A: Indeed, a number of African
airlines have placed orders for new aircraft. Some of the aircraft
orders are quite impressive and the aircraft manufacturers need to
acknowledge the significant market that Africa represents. The list
of airlines that have modernized their fleet is long - suffice here
to mention a few, namely South African Airways, EgyptAir, Ethiopian
Airlines, Kenya Airways, Royal Air Maroc, Afriqiyah Airways, Libyan
Airlines, Tunis Air, LAM Mozambique Airlines, Precision Air, TAAG
Angola Airlines and Air Seychelles. Since the African continent is
one of the few areas with good growth prospects, aircraft and other
suppliers need to facilitate the modernizing of African fleets
through availing financing and avoiding the imposition of higher
costs since the continent has largely adopted IOSA and many
countries have acceded to the Cape Town Convention. There are
some airlines that are not renewing their fleet and are still
utilizing the aging and fuel-inefficient aircraft. Apart from the
higher fuel costs, these old-generation aircraft create adverse
impact to the environment not only in terms of greater emissions
but also the noise signature. The reason for these carriers not
renewing their fleet is largely due to lack of financing because of
their small size and small markets. AFRAA has consistently
advocated the consolidation of the industry since it is a huge
challenge for the small carriers to survive in a highly competitive
operating environment. All in all, we are gratified by the new
aircraft acquisitions although we still see a lot of room for
improvement particularly among the small carriers.
Q: In your
opinion today, what are the major challenges facing the African
airlines industry?
A: The African airline industry is
confronted with multiple challenges. Of course, it is facing
similar challenges like other airlines outside the region, but
there are also distinctive or specific challenges. Like the
industry in other parts of the world, it is confronted by increases
of oil prices over the last years, even if there was a temporary
respite during the recent global economic downturn; rises in
navigation and related fees as well as GDS costs, financing
constraints for the purchase of aircraft or for keeping-up with
state-of-the-art technologies and lack of sufficient talent.

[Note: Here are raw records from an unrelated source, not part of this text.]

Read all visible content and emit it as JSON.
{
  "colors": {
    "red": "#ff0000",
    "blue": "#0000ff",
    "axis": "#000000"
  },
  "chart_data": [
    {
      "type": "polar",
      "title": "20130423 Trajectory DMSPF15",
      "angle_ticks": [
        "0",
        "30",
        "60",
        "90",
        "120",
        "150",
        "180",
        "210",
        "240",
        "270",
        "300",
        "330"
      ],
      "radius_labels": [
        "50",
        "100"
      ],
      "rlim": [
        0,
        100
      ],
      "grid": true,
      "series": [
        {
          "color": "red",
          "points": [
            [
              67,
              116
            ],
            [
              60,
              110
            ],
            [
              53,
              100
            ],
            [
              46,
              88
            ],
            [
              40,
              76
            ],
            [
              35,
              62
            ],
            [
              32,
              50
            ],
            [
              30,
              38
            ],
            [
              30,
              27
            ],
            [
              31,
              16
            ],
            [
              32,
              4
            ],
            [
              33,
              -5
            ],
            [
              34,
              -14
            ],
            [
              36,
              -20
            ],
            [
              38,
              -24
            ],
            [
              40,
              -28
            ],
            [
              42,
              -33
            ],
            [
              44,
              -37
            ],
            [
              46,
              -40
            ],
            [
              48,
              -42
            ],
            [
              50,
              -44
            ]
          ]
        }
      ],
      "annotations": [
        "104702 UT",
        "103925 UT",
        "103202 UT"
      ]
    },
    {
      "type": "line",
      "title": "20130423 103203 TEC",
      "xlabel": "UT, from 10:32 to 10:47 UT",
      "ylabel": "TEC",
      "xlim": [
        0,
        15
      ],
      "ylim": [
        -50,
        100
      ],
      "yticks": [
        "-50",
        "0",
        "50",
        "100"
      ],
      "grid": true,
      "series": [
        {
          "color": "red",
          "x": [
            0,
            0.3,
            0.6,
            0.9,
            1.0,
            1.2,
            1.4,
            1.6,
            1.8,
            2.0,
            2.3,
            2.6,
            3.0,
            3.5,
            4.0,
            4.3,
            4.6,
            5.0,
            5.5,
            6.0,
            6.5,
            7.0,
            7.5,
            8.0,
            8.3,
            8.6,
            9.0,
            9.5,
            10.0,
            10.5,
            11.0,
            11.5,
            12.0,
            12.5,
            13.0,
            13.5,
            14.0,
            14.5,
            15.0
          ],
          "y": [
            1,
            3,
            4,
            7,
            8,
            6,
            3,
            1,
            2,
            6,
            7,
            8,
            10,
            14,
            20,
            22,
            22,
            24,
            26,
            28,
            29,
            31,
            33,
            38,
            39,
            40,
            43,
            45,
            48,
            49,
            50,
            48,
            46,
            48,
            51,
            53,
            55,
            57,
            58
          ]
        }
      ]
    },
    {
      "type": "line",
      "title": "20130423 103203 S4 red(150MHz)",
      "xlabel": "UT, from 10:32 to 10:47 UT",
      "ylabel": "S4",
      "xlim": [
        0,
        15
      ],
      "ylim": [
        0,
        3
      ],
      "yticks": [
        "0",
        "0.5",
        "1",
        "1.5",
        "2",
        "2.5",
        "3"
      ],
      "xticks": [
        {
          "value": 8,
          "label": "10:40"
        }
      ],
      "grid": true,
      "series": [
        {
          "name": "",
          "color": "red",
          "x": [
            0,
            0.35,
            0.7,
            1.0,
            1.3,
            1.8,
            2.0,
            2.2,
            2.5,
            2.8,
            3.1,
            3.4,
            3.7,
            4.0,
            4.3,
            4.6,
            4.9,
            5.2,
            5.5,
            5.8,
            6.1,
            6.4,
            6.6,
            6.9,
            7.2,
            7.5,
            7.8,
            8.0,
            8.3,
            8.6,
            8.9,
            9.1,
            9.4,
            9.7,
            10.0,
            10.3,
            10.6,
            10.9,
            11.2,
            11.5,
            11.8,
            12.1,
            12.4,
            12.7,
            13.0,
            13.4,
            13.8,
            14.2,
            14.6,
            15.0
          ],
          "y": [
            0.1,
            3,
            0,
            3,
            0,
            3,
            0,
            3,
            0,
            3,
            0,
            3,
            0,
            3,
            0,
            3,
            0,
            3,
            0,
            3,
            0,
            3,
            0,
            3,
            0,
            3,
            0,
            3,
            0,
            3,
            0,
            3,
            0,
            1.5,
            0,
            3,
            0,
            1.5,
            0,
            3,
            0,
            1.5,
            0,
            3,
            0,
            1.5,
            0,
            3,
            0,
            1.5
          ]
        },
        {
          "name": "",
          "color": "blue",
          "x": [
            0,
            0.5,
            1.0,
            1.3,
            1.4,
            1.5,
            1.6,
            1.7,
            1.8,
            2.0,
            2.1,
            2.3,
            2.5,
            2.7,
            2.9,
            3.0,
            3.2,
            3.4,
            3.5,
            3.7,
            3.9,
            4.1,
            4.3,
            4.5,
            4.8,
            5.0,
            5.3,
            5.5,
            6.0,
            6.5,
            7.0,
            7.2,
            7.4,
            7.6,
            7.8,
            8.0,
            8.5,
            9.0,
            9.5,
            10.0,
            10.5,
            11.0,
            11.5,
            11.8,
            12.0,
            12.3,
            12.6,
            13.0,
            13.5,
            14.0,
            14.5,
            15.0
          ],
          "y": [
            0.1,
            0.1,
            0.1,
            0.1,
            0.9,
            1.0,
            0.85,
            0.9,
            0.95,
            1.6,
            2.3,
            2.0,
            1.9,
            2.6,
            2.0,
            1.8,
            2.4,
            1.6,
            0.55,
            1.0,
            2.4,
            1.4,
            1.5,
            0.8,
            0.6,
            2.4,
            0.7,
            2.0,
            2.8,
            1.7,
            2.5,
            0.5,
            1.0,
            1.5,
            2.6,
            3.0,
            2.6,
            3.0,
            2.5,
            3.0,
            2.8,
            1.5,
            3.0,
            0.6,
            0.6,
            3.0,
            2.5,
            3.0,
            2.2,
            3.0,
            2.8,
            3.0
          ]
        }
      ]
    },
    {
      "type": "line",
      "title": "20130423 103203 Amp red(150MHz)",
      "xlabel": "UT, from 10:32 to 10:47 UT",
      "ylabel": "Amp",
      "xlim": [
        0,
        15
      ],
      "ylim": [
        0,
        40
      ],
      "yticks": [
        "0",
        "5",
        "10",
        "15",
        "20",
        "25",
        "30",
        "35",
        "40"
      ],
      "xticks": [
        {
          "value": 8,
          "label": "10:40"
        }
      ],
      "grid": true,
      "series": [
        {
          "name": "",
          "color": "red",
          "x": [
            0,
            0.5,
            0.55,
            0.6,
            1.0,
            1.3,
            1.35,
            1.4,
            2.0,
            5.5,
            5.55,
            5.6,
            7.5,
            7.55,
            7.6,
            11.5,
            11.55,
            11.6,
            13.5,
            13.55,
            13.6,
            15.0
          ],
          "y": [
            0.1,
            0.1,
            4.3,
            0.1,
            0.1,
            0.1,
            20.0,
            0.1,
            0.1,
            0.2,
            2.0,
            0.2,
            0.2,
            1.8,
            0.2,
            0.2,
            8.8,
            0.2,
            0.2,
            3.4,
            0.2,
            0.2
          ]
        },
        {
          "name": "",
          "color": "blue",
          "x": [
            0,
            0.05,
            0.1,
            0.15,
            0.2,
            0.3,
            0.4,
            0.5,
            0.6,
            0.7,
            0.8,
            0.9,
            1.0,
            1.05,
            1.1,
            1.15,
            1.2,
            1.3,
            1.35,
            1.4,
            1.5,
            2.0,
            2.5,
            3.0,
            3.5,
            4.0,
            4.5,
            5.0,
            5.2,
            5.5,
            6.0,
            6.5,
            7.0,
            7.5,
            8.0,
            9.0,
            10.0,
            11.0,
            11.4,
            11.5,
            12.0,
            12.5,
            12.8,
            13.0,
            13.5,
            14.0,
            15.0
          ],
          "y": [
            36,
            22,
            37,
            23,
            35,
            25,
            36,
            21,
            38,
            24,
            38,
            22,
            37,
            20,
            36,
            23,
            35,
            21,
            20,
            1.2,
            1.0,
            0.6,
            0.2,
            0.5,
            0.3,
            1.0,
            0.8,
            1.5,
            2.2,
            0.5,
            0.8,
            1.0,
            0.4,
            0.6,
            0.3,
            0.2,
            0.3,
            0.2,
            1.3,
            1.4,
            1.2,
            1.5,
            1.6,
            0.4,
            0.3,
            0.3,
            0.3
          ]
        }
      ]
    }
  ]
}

In case of the African industry per se, some of these challenges
are more pronounced and are compounded by other difficulties such
as insufficient cooperation between African carriers, foreign
dominance of African skies, insufficient infrastructure in terms of
serviceable airports, adequate inland transportation services
to/from airports and ancillary services like groundhandling,
maintenance and others. These are some of the daunting
challenges which are impeding the growth of the airline industry in
Africa but which can be overcome through concerted action by all
African countries and carriers.
Q: You are the
president of AFRAA and recently it was said that the Secretary
General resigned due to disagreements with the Executive Committee.
What really happened and how do you advise the incoming President
on moving AFRAA forward?
A: AFRAA is the most important tool
African airlines have to collectively promote their interest
vis-à-vis the rest of the world. It is our collective voice and
needs to be strengthened. A weakened AFRAA means a weakened African
airline industry. I believe that all African carriers understand
this and are working towards this aim. My only advice, if my advice
is sought, is to always keep in mind the bigger picture and not get
distracted by minor disagreements and work hard for the attainment
of the common good of the African industry.